Querelle de Brest fue publicada por primera vez en
el año 1947 con un tiraje limitado y acompañado por una serie de 29
ilustraciones del siempre polifacético Jean Cocteau. Tanto el libro como las
ilustraciones se editaron de forma anónima, por temor a las inevitables
reacciones que pudieran suscitarse entre sus lectores. La obra no volvería a
publicarse hasta el año 1953, y sólo lo haría tras pasar por una severa censura,
de la que ya no se libraría hasta varias décadas después. En el 1956, aquella
primera edición de la obra de Genet de casi diez años antes le valió un juicio
en el que se le acusaba de inmoralidad y se le amenazaba con el presidio y con
la imposición de una multa. A pesar de todo, Genet no volvió a ser ingresado en
prisión, y jamás pagó la multa.
Leer a Genet tiene algo de experiencia
mística. En él, mediante una suerte de solemnidad religiosa, lo más infame se
transfigura en bello, lo más brutal deviene poesía. Esta transformación, este
paso, aparentemente contradictorio, de lo terrenal a lo puro, es lo que
convierte su obra en una suerte de liturgia. Genet forjó una mitología
personal, un universo propio que mantendría a lo largo de su vida y su obra,
lleno de símbolos e imágenes de un culto muy particular.

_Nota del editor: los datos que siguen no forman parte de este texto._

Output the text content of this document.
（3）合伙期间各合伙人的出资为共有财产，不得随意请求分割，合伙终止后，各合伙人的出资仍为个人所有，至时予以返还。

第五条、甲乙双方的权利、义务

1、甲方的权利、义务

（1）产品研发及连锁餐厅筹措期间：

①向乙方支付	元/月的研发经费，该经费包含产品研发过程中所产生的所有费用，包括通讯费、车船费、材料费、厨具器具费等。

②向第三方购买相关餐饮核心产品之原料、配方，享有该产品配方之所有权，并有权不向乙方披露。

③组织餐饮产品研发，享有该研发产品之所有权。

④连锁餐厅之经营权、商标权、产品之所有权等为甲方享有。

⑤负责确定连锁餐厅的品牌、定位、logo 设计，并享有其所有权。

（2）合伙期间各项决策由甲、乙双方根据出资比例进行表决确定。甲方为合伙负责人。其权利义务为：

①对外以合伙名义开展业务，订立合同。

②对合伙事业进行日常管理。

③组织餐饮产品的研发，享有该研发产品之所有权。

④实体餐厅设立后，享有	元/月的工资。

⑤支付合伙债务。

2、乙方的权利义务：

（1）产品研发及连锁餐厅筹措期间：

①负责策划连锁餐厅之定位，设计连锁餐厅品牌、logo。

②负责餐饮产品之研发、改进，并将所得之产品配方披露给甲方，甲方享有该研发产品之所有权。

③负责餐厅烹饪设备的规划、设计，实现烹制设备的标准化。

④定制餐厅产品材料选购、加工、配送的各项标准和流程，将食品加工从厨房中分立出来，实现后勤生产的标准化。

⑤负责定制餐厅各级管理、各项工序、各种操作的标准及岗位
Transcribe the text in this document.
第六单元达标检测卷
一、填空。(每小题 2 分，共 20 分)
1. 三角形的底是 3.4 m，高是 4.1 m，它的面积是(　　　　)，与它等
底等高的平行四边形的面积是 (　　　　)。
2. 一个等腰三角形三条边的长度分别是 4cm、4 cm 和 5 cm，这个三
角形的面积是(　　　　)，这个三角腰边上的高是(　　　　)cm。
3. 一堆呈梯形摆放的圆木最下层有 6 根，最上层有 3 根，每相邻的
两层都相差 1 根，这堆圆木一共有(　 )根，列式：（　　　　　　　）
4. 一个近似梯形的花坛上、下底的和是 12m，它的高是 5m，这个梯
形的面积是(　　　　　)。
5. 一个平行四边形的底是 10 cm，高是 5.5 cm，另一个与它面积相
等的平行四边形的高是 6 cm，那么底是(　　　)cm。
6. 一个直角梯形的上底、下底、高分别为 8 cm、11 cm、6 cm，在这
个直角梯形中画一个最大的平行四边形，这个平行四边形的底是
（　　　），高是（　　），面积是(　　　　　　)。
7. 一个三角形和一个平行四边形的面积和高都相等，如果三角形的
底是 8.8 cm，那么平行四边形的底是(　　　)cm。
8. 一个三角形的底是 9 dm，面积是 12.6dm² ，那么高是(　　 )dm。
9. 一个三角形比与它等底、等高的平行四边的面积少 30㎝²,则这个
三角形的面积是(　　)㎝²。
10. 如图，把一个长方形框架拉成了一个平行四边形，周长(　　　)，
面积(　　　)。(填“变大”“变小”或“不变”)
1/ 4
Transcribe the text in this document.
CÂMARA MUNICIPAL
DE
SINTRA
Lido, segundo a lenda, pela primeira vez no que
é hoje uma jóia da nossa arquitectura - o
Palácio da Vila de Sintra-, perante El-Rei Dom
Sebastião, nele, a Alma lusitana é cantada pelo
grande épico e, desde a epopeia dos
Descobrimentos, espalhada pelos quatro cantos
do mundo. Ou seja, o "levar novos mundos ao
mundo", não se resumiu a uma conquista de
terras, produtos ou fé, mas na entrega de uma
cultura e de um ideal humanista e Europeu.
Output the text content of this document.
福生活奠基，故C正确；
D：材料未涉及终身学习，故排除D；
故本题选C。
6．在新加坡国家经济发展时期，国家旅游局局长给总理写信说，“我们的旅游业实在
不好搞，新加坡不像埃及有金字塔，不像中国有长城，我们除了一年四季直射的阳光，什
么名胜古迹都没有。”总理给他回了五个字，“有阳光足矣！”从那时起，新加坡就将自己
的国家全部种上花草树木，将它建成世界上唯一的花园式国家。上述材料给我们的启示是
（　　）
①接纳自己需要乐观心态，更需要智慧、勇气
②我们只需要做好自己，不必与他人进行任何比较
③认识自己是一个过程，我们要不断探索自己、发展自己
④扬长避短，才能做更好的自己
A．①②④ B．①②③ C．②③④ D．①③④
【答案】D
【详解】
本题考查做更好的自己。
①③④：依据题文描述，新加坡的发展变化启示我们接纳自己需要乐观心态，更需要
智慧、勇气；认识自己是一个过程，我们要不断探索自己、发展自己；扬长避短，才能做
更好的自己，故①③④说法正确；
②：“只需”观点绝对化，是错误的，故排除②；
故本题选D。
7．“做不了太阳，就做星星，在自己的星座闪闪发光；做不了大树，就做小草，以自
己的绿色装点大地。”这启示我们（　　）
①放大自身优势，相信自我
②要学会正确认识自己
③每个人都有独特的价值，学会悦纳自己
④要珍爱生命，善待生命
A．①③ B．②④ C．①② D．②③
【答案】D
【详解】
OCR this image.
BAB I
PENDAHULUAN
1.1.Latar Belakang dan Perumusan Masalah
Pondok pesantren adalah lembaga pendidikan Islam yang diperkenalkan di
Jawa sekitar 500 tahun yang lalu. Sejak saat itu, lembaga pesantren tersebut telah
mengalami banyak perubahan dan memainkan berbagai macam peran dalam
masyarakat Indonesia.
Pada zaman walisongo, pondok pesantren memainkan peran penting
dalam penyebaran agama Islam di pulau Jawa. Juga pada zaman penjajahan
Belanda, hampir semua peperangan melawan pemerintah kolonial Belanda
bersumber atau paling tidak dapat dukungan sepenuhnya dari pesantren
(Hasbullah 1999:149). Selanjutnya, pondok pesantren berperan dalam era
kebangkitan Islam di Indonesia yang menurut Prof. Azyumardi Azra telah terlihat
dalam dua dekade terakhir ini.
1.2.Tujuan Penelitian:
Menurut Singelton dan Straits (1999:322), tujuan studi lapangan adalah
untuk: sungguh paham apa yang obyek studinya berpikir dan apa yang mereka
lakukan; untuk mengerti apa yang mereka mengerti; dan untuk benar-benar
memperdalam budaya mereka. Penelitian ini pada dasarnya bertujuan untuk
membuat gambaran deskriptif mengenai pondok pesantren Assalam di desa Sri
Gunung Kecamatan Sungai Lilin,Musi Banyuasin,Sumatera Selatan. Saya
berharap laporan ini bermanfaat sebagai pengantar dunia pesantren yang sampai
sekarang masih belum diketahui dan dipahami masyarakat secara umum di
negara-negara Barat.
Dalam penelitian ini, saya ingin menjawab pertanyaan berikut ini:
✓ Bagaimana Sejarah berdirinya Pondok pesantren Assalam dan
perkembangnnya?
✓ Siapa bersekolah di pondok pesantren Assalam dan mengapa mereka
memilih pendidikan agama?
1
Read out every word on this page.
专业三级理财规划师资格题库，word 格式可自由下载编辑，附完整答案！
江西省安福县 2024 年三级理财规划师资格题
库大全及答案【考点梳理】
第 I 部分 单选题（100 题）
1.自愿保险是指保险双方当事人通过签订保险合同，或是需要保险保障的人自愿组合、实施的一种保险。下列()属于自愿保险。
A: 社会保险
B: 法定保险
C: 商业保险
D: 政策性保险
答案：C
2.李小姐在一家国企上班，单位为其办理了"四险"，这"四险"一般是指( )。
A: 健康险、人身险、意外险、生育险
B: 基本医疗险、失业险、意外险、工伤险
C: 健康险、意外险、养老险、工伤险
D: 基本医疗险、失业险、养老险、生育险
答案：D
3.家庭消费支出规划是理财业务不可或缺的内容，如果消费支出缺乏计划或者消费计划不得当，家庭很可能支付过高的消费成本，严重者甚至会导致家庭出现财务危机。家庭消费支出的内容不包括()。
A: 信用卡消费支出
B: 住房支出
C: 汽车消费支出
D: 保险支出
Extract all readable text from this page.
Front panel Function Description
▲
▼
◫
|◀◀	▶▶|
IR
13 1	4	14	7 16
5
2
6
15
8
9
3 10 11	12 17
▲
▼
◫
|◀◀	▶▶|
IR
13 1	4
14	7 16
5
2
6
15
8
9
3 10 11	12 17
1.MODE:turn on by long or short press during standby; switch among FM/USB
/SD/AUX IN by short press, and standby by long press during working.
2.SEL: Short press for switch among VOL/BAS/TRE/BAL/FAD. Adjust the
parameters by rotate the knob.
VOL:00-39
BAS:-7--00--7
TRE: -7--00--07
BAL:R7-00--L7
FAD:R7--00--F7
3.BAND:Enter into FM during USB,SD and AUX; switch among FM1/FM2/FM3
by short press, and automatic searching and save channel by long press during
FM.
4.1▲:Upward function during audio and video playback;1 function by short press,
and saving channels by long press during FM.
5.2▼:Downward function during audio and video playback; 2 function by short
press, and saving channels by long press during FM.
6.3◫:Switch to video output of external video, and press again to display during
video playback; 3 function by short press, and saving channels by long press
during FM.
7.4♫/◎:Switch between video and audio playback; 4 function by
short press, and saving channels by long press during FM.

Pero si su maestría no tiene límites, tampoco
parece tenerlos su inmoralidad: para él, el robo y el asesinato son hermosos,
la dominación ejerce sobre todos un efecto fascinador, y la traición deviene la
virtud suprema, la única capaz de purificar nuestras almas. El caso, no
obstante, es que nosotros mismos, embriagados por su prosa, llegamos a creer
también que, en el universo que abre Genet ante nuestros ojos (universo nuevo,
incitante, que nada tiene que ver con el que conocíamos), estos actos no sólo
son legítimos, sino incluso bellos.
Puede entenderse fácilmente,
atendiendo a la fuerza arrolladora de su poesía, la reacción que la obra de
Genet ocasionó en su tiempo. Querelle, acaso su libro más
explícito, fue un duro golpe para la sobria y austera moral de la posguerra.
Aún hoy, resulta difícil hacer una lectura moralmente objetiva de sus libros, y
no siempre recordamos que la perversión y la brutalidad que en ellos aparece no
dejan de ser una licencia poética del autor, no muy lejana por cierto de
aquellas que Baudelaire o Lautréamont se tomaron en su momento. La exigencia,
impuesta siempre por una lectura de tales características, de dejar de lado
todo prejuicio moral para ceñirse a lo puramente estético, puede convertirse en
el caso de Genet en un arduo ejercicio si no se parte de cierta predisposición
a ello. Y, a pesar de todo, no podemos dejar de sentir como su prosa, llena de
metáforas e imágenes, nos va envolviendo a medida que nos adentramos en la
lectura, embriagándonos, purificándonos de lo abyecto de cuanto se narra: he
aquí, precisamente, la grandeza de Genet.